His undisputed priority for God:  Barnabas gave an undisputed first place to God and God's Word. Nothing else came before that... the greatest enemy that vies for the place of God in our life is our SELF, our Ego and Barnabas kept it far away from prominence. As we see in the first reading today, though he himself was a famous man, a man loved by all, when he brought Paul to the limelight, he took a secondary place and never vied for name or fame! He was actually Joseph but was called 'the son of encouragement' that is, Barnabas, by the apostles! He encouraged the apostles and the people in their radical living of their vocation as God's people. Leaving our ego aside, is such an important task within the mission of following the Lord. If only this happens in our families, in our faith communities, in religious communities and every type of relationship, how concrete and challenging our witness would become!

Wednesday, June 10, 2015

WORD 2day: 10th June 2015

A sure ground to stand on

Wednesday,  10th week in Ordinary Time, 2015
2 Cor 3: 4-11; Mt 5: 17-19

One commercial I so vividly remember from my childhood is about the 2 minute noodle! Its alarming to see  all that is going on in its regards today. What was good one day, is not good any more. What seems true today is soon proved a lie. A court finds one gravely guilty,  a higher court acquits the same person as totally innocent! Can we base our life on facts as flimsy as these?
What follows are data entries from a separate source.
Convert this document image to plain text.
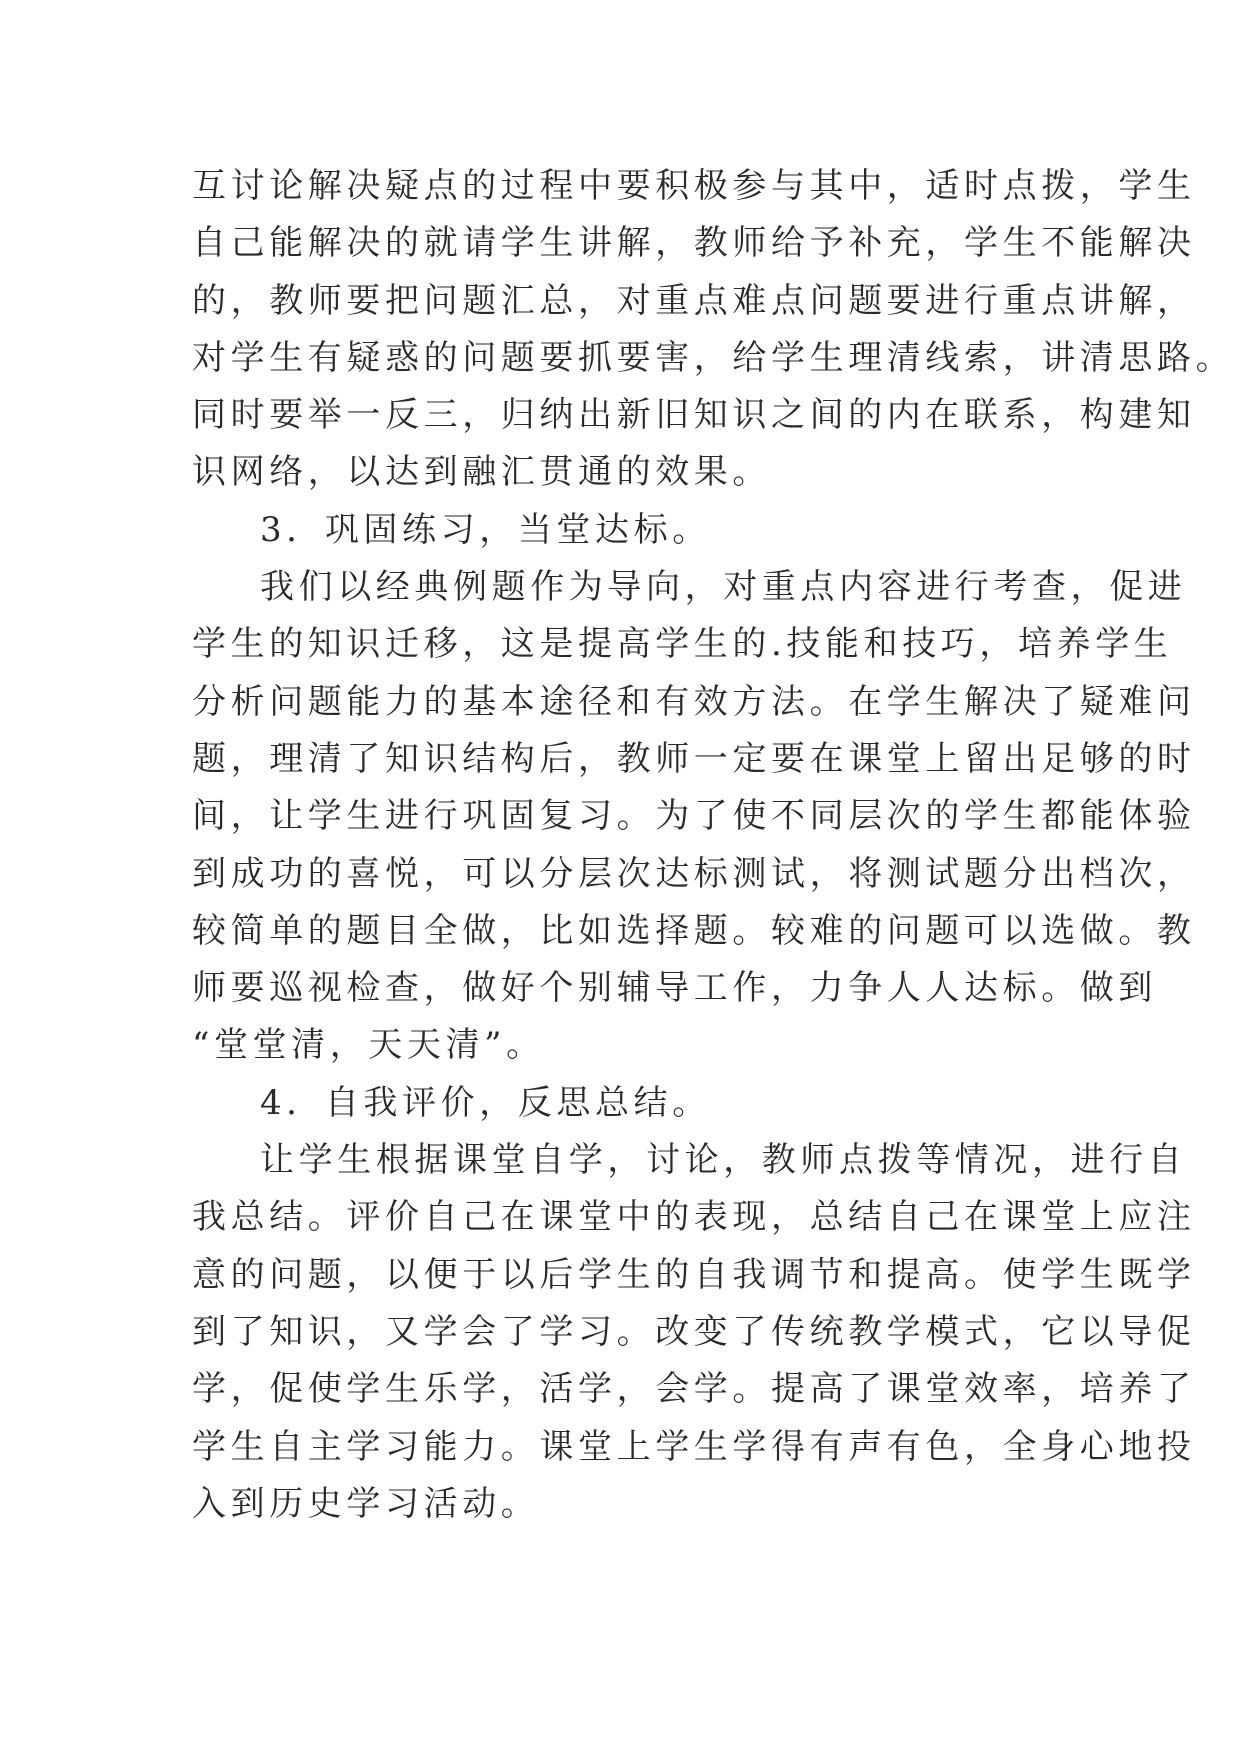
互讨论解决疑点的过程中要积极参与其中，适时点拨，学生
自己能解决的就请学生讲解，教师给予补充，学生不能解决
的，教师要把问题汇总，对重点难点问题要进行重点讲解，
对学生有疑惑的问题要抓要害，给学生理清线索，讲清思路。
同时要举一反三，归纳出新旧知识之间的内在联系，构建知
识网络，以达到融汇贯通的效果。
3．巩固练习，当堂达标。
我们以经典例题作为导向，对重点内容进行考查，促进
学生的知识迁移，这是提高学生的.技能和技巧，培养学生
分析问题能力的基本途径和有效方法。在学生解决了疑难问
题，理清了知识结构后，教师一定要在课堂上留出足够的时
间，让学生进行巩固复习。为了使不同层次的学生都能体验
到成功的喜悦，可以分层次达标测试，将测试题分出档次，
较简单的题目全做，比如选择题。较难的问题可以选做。教
师要巡视检查，做好个别辅导工作，力争人人达标。做到
“堂堂清，天天清”。
4．自我评价，反思总结。
让学生根据课堂自学，讨论，教师点拨等情况，进行自
我总结。评价自己在课堂中的表现，总结自己在课堂上应注
意的问题，以便于以后学生的自我调节和提高。使学生既学
到了知识，又学会了学习。改变了传统教学模式，它以导促
学，促使学生乐学，活学，会学。提高了课堂效率，培养了
学生自主学习能力。课堂上学生学得有声有色，全身心地投
入到历史学习活动。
The readings today offer us the only sure foundation we have: the foundation that Jesus referred to as the foundation of rock, the foundation of the Word and the Holy Will of God.  At times people place so much of confidence in persons who are around that when they feel let down they feel as if the whole earth under their feet is giving way. We have nothing to assail us because we have a great wall of defence,  a sure foundation in the Lord. Let us realise,  we are standing on the promises of God!

Tuesday, June 9, 2015

WORD 2day: 9th June, 2015

Salt, Light and an Yes!

Tuesday,  10th week in Ordinary Time
2 Cor 1: 18-22; Mt 5: 13-16

There is a close relationship between being salt, being light and saying an Yes to the Lord! To say Yes to the Lord means to be like the salt... totally dissolving oneself in the yes that is said, choosing to remain insignificant and hidden but making a difference in the entire reality! To say Yes to the Lord means to be like the light... remaining in your respect bright and burning, not counting the cost in melting yourself down or burning yourself up for the sake of the yes that you have given the Lord. The first reading places it plain and clear in front of us.

Jesus was never an yes and a no! He was always yes! And that is what he wants us to be - to entrust ourselves totally in the hands of God and be an yes always! That requires an enormous faith and relentless hope, filling us with a matchless love for God and God's ways.